北アメリカ大陸から千島列島の沿岸にかけて棲息。毛皮を採取するため乱獲され、日本では二〇世紀初頭にいったん絶滅した。北海道東部で一九八〇年代から再び目撃されるようになり、モユルリ島、霧多布岬では繁殖も確認されている。水族館で飼育もされている――。
そんな水生哺乳類と私が出会ったのは北米でも北海道でもなく東京都武蔵野市のとある貯水池だった――。
水原雪乃という名前。それが私の持っている唯一綺麗なものだ。我ながら大和撫子みたいな名前だと思う。ただ、決して名は体を表さなかったけれど――。
物心つく前から周りの連中は「雪乃は器量が悪い」と私を責め立てた。もっとはっきり言えばブッサイクだなと言われた。
親も姉も事あるごとに私の容姿をからかったものだ。まぁ、あの人達は私にとって他人なので仕方ないとは思う。

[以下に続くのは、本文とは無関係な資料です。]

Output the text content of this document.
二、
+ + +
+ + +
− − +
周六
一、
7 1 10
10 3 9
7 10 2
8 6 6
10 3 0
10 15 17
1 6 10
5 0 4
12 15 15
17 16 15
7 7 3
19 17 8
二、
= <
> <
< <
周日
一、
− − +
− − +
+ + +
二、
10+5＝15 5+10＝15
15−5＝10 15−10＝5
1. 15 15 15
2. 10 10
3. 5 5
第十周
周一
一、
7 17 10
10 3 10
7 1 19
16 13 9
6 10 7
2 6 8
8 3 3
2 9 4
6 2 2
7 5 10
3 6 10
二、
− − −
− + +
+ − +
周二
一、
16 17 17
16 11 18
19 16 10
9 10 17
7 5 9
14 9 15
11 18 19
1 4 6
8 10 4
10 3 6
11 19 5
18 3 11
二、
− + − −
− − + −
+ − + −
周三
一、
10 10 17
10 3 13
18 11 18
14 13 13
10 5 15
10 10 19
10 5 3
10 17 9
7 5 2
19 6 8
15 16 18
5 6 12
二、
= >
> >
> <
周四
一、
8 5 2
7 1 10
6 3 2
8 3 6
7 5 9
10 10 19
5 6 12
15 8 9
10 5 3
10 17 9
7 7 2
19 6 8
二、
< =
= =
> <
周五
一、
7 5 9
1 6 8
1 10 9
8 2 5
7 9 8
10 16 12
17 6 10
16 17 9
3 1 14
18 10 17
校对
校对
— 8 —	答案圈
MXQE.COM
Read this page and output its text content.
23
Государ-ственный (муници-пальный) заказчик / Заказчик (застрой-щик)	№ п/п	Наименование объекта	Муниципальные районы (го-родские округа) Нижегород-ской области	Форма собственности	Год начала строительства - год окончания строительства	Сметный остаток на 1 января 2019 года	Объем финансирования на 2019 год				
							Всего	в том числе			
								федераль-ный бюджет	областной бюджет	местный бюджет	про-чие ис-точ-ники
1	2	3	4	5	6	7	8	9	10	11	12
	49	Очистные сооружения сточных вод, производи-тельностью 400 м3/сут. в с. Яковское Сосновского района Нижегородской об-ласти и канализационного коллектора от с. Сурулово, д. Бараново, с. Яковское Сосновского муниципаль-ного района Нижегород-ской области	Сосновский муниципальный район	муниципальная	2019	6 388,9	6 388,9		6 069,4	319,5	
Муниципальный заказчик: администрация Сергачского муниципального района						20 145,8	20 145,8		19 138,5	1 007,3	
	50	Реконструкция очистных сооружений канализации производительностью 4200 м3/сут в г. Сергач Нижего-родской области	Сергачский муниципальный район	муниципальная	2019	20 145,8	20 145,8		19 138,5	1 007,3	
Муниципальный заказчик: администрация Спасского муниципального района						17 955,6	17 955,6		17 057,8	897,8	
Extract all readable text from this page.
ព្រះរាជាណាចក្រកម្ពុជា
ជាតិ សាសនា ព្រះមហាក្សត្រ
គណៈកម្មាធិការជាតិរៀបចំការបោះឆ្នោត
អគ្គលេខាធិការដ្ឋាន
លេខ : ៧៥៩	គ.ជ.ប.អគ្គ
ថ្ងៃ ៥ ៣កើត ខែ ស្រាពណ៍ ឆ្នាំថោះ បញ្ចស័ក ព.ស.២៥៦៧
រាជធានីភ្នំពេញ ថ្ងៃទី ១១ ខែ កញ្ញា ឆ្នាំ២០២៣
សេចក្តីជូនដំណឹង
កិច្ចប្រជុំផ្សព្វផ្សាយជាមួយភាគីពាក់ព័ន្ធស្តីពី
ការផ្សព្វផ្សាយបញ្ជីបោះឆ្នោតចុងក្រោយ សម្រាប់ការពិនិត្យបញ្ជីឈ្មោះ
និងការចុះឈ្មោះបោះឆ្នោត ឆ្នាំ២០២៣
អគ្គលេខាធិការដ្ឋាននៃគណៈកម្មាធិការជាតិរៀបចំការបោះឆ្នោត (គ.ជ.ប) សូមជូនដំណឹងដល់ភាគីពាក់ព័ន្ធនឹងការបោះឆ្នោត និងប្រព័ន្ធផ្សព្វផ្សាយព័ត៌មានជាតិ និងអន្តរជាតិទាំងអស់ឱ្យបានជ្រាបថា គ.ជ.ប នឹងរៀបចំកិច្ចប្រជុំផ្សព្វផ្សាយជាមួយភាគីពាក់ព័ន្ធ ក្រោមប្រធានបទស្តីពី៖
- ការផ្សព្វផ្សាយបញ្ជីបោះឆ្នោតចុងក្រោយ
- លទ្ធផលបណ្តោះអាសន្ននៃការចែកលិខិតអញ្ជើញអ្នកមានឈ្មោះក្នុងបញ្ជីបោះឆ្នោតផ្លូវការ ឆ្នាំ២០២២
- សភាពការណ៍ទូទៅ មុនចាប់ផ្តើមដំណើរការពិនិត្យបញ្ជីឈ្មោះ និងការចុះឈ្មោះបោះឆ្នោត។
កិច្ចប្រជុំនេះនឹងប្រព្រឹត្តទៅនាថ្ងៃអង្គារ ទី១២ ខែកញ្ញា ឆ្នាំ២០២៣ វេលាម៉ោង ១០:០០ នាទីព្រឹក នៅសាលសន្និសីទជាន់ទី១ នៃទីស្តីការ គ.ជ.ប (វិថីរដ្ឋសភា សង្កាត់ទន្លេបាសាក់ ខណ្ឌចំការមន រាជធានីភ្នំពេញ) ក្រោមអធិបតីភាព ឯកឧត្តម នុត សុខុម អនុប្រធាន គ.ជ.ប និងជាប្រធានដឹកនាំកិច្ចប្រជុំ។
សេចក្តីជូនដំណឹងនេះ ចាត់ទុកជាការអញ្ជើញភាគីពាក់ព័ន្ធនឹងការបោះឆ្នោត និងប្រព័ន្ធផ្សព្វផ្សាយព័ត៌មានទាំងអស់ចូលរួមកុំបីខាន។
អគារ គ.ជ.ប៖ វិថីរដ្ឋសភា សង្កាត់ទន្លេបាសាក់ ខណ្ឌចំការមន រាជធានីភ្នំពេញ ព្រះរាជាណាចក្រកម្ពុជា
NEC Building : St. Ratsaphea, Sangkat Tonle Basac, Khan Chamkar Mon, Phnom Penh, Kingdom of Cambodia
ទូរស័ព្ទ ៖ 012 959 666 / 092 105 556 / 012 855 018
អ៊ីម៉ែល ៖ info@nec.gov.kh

父親から聞いた話だと私は彼の妹の子供らしい。……らしいというのはかなり曖昧な表現だけれど、間違いはないはずだ。ただ、生みの母が消え去ってしまったので確かめようがないというだけ。そんな感じ。
私の生みの母は相当ヤンチャだったらしく、私を産み落とすとすぐに蒸発したようだ。置き手紙さえせず、家族に知らせもせず、何も分からない赤ん坊を残して。
そんな状況でもかろうじて生き残れたのはアパートの大家がたまたま私の泣き声を聞きつけたからだそうだ。だから今でもその大家さんには感謝せずにはいられない。(就職してからは年一で菓子折を送っている)
出生がそんな感じだったから私は親戚縁者の鼻つまみ者だった。おそらくは育ての両親だって本当は私のことなど引き取りたくなかったのだろうと思う。
そんな客観的に見て悲惨な状況の中でも私は不思議と嫌だとは感じなかった。両親も姉も祖父母も私を疎んだけれど、それでもまっすぐに育つことが出来た。親がなくても子は育つ。まさに格言通りに――。
仕事帰り。私は井の頭公園近くの貯水池に立ち寄った。一五メートル四方くらいの小さな貯水池。横には公園の簡易トイレを一回り大きくしたような小屋が立っている。そんな場所だ。
「ラッコさーん!」
私が貯水池の真ん中らへんに声を掛けると「チャプン」という水のはねる音が聞こえた。そして厚い毛に覆われた彼が姿を現す。
「おかえり」
ラッコさんはそう言うと黒々しい前足を挙げた。
「ただいま! お魚買ってきたよー」
「おおぉう。ありがとう。いつも悪いねー」
「いいって!」
ああ、ラッコさんだ。と当たり前のことを思った。いや、都内の貯水池にラッコが居ることはおかしいのだけれど。